Il est facile de travailler sur la voiture, tout est aisément accessible.

 

 

La discussion s’engage sur sur des considérations plus générales, sur le mode de vie aux Etats Unis.

 

 Nous ressentons autour de nous un engouement pour ce pays. Des jeunes clients nous envient et rêvent d’aller faire une virée là-bas. Il faut quand même être lucide. La réalité est beaucoup moins rose que ce que l’on peut lire sur les Français qui sont allés s’installer et réussissent dans cette immense contrée. 
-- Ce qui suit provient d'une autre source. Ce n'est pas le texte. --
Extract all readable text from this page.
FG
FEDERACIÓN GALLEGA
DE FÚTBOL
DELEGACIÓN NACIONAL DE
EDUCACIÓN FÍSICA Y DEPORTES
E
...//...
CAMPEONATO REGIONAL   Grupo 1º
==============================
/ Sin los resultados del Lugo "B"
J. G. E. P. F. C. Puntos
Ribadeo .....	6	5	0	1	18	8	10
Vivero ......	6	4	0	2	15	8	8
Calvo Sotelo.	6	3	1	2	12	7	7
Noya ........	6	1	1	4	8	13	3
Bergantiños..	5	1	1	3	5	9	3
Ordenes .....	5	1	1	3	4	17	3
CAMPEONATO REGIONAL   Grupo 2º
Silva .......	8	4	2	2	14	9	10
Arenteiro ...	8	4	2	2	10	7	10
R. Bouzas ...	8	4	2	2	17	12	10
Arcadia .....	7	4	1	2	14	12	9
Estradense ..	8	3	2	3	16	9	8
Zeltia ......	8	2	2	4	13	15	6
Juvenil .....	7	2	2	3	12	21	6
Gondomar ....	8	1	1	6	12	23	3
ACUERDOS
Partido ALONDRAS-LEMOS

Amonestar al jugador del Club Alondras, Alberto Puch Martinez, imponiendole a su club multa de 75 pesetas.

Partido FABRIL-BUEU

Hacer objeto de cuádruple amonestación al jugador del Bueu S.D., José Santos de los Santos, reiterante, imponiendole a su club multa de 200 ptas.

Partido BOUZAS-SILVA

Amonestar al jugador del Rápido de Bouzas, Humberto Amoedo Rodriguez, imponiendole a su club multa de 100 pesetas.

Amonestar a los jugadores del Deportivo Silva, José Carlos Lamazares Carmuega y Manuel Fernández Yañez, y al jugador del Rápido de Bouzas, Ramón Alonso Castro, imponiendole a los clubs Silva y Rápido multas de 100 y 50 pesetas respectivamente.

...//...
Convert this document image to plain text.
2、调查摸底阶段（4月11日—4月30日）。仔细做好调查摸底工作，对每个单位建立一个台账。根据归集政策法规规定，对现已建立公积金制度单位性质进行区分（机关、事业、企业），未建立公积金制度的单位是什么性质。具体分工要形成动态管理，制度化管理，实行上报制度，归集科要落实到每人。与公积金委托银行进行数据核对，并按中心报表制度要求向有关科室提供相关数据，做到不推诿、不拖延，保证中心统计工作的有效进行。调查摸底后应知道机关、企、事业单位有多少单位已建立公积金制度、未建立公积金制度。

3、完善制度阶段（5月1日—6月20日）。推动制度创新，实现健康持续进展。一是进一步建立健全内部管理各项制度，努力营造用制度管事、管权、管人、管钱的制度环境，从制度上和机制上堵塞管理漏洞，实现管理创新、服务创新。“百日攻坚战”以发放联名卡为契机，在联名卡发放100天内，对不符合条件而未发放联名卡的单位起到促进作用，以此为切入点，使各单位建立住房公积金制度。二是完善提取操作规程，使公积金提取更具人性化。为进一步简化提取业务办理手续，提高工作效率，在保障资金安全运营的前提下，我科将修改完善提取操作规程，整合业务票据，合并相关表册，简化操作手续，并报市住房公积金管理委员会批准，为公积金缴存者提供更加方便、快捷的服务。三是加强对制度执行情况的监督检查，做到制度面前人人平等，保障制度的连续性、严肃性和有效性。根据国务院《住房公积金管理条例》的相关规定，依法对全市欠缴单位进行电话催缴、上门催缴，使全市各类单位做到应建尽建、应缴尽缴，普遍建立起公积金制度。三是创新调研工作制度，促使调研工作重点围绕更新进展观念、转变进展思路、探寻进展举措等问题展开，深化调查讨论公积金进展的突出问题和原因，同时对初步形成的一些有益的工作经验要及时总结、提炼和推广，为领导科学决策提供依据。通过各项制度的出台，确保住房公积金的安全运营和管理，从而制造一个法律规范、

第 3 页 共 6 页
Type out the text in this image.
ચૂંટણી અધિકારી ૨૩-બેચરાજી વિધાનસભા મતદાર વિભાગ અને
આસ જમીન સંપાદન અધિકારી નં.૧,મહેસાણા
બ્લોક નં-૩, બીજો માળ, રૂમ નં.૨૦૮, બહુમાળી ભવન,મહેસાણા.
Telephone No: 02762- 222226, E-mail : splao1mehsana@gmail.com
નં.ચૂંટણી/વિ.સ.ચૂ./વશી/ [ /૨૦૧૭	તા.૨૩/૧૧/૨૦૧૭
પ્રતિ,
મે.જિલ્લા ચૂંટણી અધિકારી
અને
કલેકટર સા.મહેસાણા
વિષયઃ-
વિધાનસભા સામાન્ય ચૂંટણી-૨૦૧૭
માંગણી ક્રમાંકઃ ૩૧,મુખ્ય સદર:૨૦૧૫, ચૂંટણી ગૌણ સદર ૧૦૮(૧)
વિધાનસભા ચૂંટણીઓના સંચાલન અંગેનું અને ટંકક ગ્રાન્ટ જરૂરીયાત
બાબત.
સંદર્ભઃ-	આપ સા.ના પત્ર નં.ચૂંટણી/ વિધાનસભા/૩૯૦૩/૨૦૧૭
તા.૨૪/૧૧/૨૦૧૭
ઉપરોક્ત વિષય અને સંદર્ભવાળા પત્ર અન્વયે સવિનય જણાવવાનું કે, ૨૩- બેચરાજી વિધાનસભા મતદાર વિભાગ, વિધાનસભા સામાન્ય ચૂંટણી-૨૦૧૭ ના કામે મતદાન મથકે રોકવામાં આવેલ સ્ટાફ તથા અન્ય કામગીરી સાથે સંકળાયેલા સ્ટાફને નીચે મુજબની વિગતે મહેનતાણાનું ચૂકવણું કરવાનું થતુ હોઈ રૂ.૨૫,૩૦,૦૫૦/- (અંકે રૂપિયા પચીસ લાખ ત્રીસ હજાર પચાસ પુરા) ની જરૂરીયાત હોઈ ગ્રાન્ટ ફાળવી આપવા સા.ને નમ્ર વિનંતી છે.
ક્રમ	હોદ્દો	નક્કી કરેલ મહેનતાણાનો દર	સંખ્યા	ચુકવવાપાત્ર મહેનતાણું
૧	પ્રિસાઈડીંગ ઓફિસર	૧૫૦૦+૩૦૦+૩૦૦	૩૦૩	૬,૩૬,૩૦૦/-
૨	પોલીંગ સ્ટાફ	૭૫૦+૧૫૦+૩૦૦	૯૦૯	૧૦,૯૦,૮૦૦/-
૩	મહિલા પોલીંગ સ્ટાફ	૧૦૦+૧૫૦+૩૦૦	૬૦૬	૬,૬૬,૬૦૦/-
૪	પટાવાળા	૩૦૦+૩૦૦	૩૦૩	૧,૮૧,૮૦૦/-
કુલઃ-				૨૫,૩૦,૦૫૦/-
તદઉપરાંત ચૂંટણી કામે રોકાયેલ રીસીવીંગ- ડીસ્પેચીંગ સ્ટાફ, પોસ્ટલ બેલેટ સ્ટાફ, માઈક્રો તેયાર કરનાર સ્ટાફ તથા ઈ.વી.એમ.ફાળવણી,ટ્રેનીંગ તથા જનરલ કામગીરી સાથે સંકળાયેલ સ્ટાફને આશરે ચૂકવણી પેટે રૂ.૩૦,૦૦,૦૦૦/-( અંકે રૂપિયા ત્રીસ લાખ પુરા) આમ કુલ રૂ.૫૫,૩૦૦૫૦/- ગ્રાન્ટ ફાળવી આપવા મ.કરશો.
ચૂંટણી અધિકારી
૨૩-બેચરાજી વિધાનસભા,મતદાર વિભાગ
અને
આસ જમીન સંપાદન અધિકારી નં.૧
Dans la région de Los Angeles, nous avons vu beaucoup de belles maisons mais aussi des rues entières où les gens vivent dans leur camping-car car ils n’ont plus rien. Nous avons réalisé que, derrière la grande maison, il y a des gens qui bossent tout le temps, partent très peu en vacances. Par manque de temps et parce qu’il faut que l’argent rentre pour payer les crédits. Le rêve américain porte bien son nom, c’est un rêve. Nous avons rencontré des Français avec un magnifique garage qui tournait à plein régime, mais, au fil de nos rencontres, nous avons vu que la vie pour eux n’était pas facile, avec des journées de travail interminables, peu de temps de libre.

 

Malgré tout, nous avons dans la tête l’envie de faire une expérience de deux ans là-bas. Ce pays nous attire et nous aimerions y passer un peu de temps.

 

Cette intéressante discussion a révélé ce que je pressentais. Derrière ce panneau American Dream 64, il y a une passion débordante. La vente des voitures restaurées n’est pas un but en soi, juste l’occasion de continuer à vivre cet amour pour la belle voiture américaine. Je suis certain qu’il y a à chaque fois un bel échange entre le vendeur et l’acheteur. Et, pour mieux me rendre compte de l’effet que peut produire ce cheval sauvage, quoi de mieux que de faire un petit tour avec. J’ai de la chance, Laetitia m’a dit que c’était la meilleure Mustang de toutes celles qu’ils ont côtoyées.

 

C’est parti !

 

 

 

Je tourne la clef de contact. Le moteur se réveille, distillant une musique mécanique hors du commun dans l’habitacle. Je m’en doutais mais je sais maintenant que je vais vivre une expérience exceptionnelle avec cette voiture. Elle promettait beaucoup de l’extérieur et elle va poursuivre son exercice de charme via cette splendide pièce mécanique tapie sous l’immense capot que j’ai sous les yeux. J’ai la passion des motos, et, bien que m’intéressant aux voitures, elles n’ont pas le pouvoir de séduction que celui de mes amies sur deux roues. Aujourd’hui, j’ai le sentiment que je serai moins catégorique. C’est la première fois que je fais connaissance avec un moteur possédant huit cylindres. Les pulsations qu’il transmet déjà alors que je n’ai pas encore enclenché la vitesse donnent un aperçu de ce qui nous attend. Car ma petite famille s’est spontanément portée candidate pour m’accompagner quand Sébastien m’a proposé d’essayer cette Ford Mustang magnifiquement retapée.

 

 

C’est le moment de partir. Pas besoin de boucler la ceinture de sécurité, il n’y en a pas. Je me saisis du généreux levier de la boîte de vitesses automatique, appuie avec le pouce sur le bouton pour le débloquer et le positionne sur la position D. J’enfonce avec toute la modération possible la pédale d’accélérateur. La voiture décolle en douceur avec le son du moteur qui semble traverser tout l’habitacle.

 

La jante du volant est étonnamment mince et la direction d’une grande douceur. Nous arrivons sur le boulevard au revêtement incertain ; la Ford Mustang manifeste alors son indépendance en refusant de suivre son cap. J’ai l’impression d’avoir l’avant qui chercher un peu sa route au gré des inégalités de terrain.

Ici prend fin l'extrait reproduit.